Guanhua Wang [00:22:44]: In Microsoft? We have some production workload running using Liro. One thing I can say is for example the popular small language model at Microsoft called the Phi 3 and 543 Phi 3, those small language model series, they use zero to improve the training throughput. And we also try to apply our method to some internal non public workload, but that I'm not allowed to see.
Adam Becker [00:23:15]: We won't press you on that question from the audience. Is there a trade off of reducing training time on model performance?
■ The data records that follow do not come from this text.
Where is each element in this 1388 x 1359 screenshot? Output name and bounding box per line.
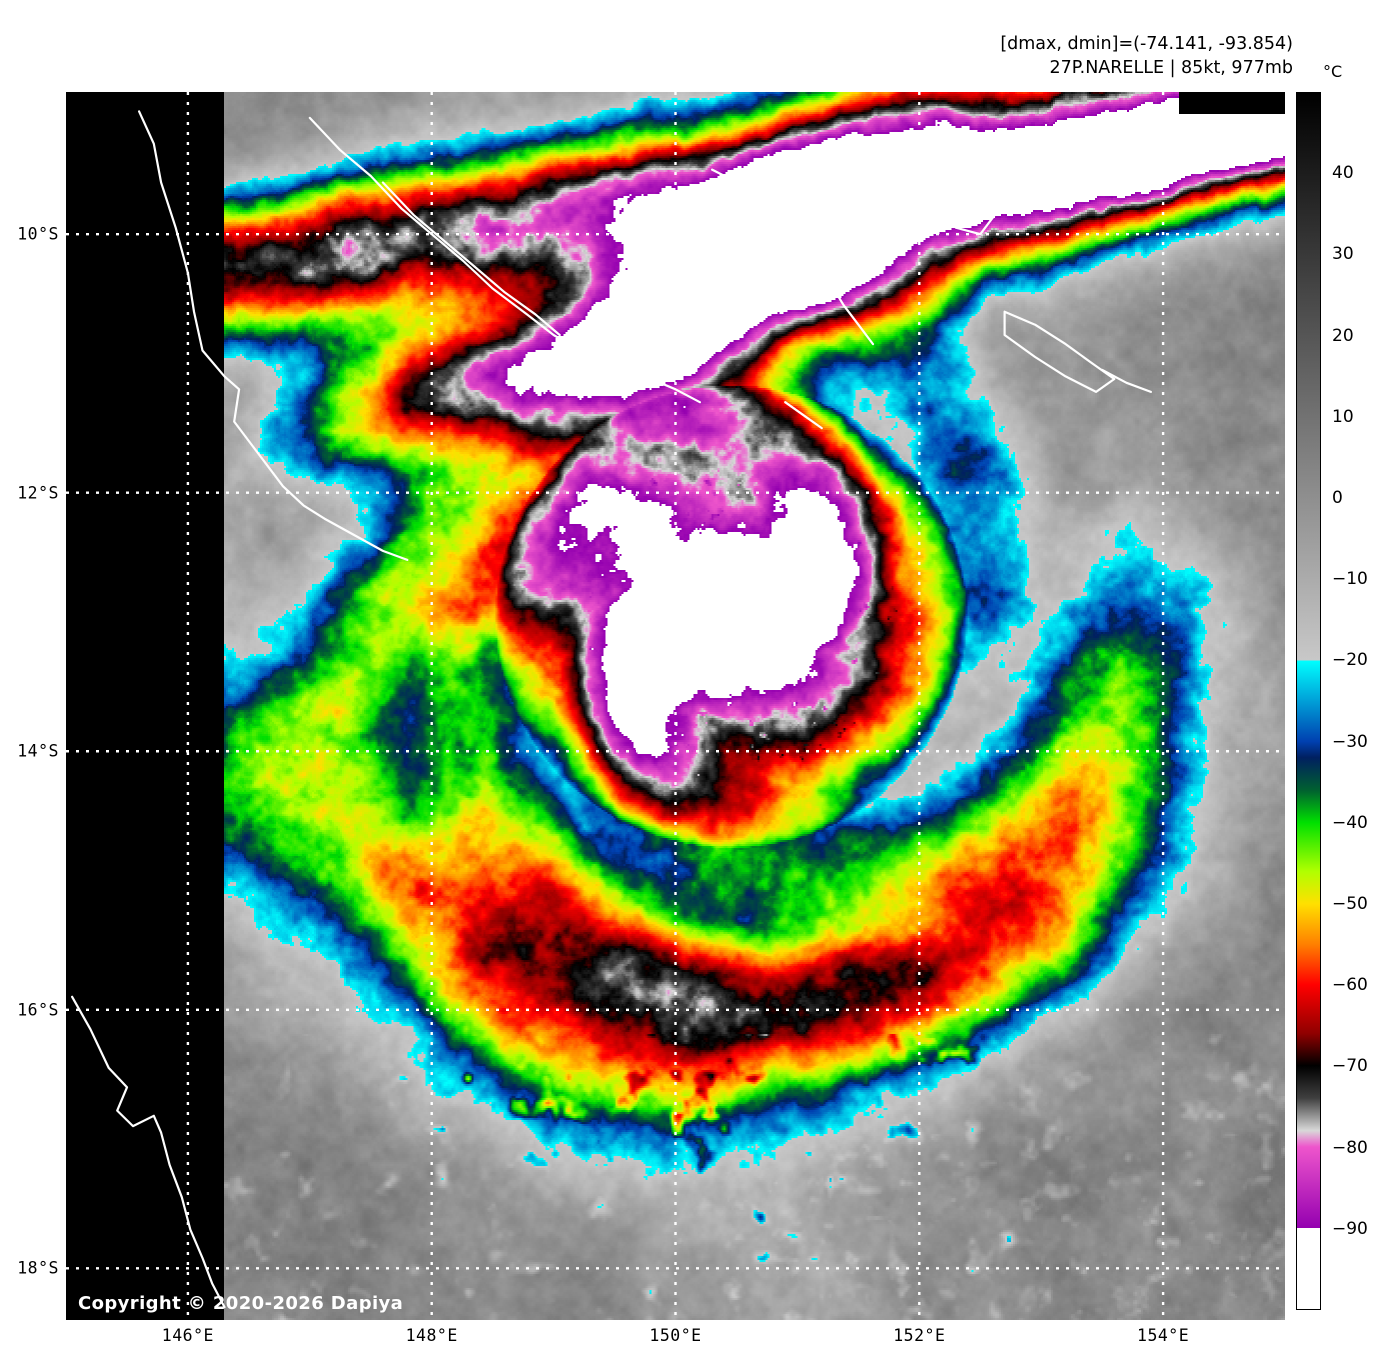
colorbar-unit-label: °C (1323, 62, 1343, 81)
colorbar-tick-label: −70 (1332, 1056, 1368, 1077)
dminmax-label: [dmax, dmin]=(-74.141, -93.854) (1000, 34, 1293, 54)
colorbar-tick-label: −90 (1332, 1218, 1368, 1239)
satellite-imagery-canvas (66, 92, 1285, 1320)
y-axis-tick-label: 14°S (17, 741, 59, 761)
colorbar-tick-label: 30 (1332, 244, 1354, 265)
y-axis-tick-label: 10°S (17, 224, 59, 244)
graticule-overlay (66, 92, 1285, 1320)
satellite-image-plot: Copyright © 2020-2026 Dapiya (66, 92, 1285, 1320)
colorbar-tick-label: −20 (1332, 650, 1368, 671)
x-axis-tick-label: 152°E (893, 1326, 946, 1345)
y-axis-tick-label: 18°S (17, 1258, 59, 1278)
colorbar-tick-label: −40 (1332, 812, 1368, 833)
colorbar-gradient (1297, 93, 1320, 1309)
no-data-region-west (66, 92, 224, 1320)
colorbar-tick-label: 0 (1332, 488, 1343, 508)
colorbar-tick-label: −30 (1332, 731, 1368, 752)
colorbar-tick-label: −60 (1332, 975, 1368, 996)
x-axis-tick-label: 154°E (1137, 1326, 1190, 1345)
metadata-block: [dmax, dmin]=(-74.141, -93.854) 27P.NARE… (1000, 32, 1293, 80)
colorbar-tick-label: −50 (1332, 894, 1368, 914)
colorbar-tick-label: 10 (1332, 406, 1354, 427)
colorbar-tick-label: −10 (1332, 569, 1368, 590)
no-data-region-northeast (1180, 92, 1285, 114)
x-axis-tick-label: 146°E (161, 1326, 214, 1345)
y-axis-tick-label: 12°S (17, 483, 59, 503)
storm-label: 27P.NARELLE | 85kt, 977mb (1049, 58, 1293, 78)
colorbar-tick-label: −80 (1332, 1137, 1368, 1158)
colorbar-tick-label: 40 (1332, 163, 1354, 184)
coastline-overlay (70, 110, 1153, 1309)
y-axis-tick-label: 16°S (17, 1000, 59, 1020)
colorbar (1296, 92, 1321, 1310)
x-axis-tick-label: 148°E (405, 1326, 458, 1345)
colorbar-tick-label: 20 (1332, 325, 1354, 346)
copyright-text: Copyright © 2020-2026 Dapiya (78, 1293, 404, 1314)
x-axis-tick-label: 150°E (649, 1326, 702, 1345)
Guanhua Wang [00:23:23]: Yeah, so that's a great question. Usually people believe that when we do quantization, our model, like a model convergence can have a big issue. But what we saw is if we quantize to 8 bits it is okay or the fully trained model is usable. Maybe after the model fully trained on par with training using full precision, we may have the like. Some benchmarks go a little bit lower than training using a full processor, but it's usable. And in most of cases for smaller models like several billion to maybe like less than 200 billion models, in those cases we never see any correctness issue or performance loss regarding to accuracy. Only very big model have some accuracy loss, maybe over 500 billion.
Adam Becker [00:24:22]: Alex, thank you very much. If folks have questions, maybe they can find you afterwards or join the chat.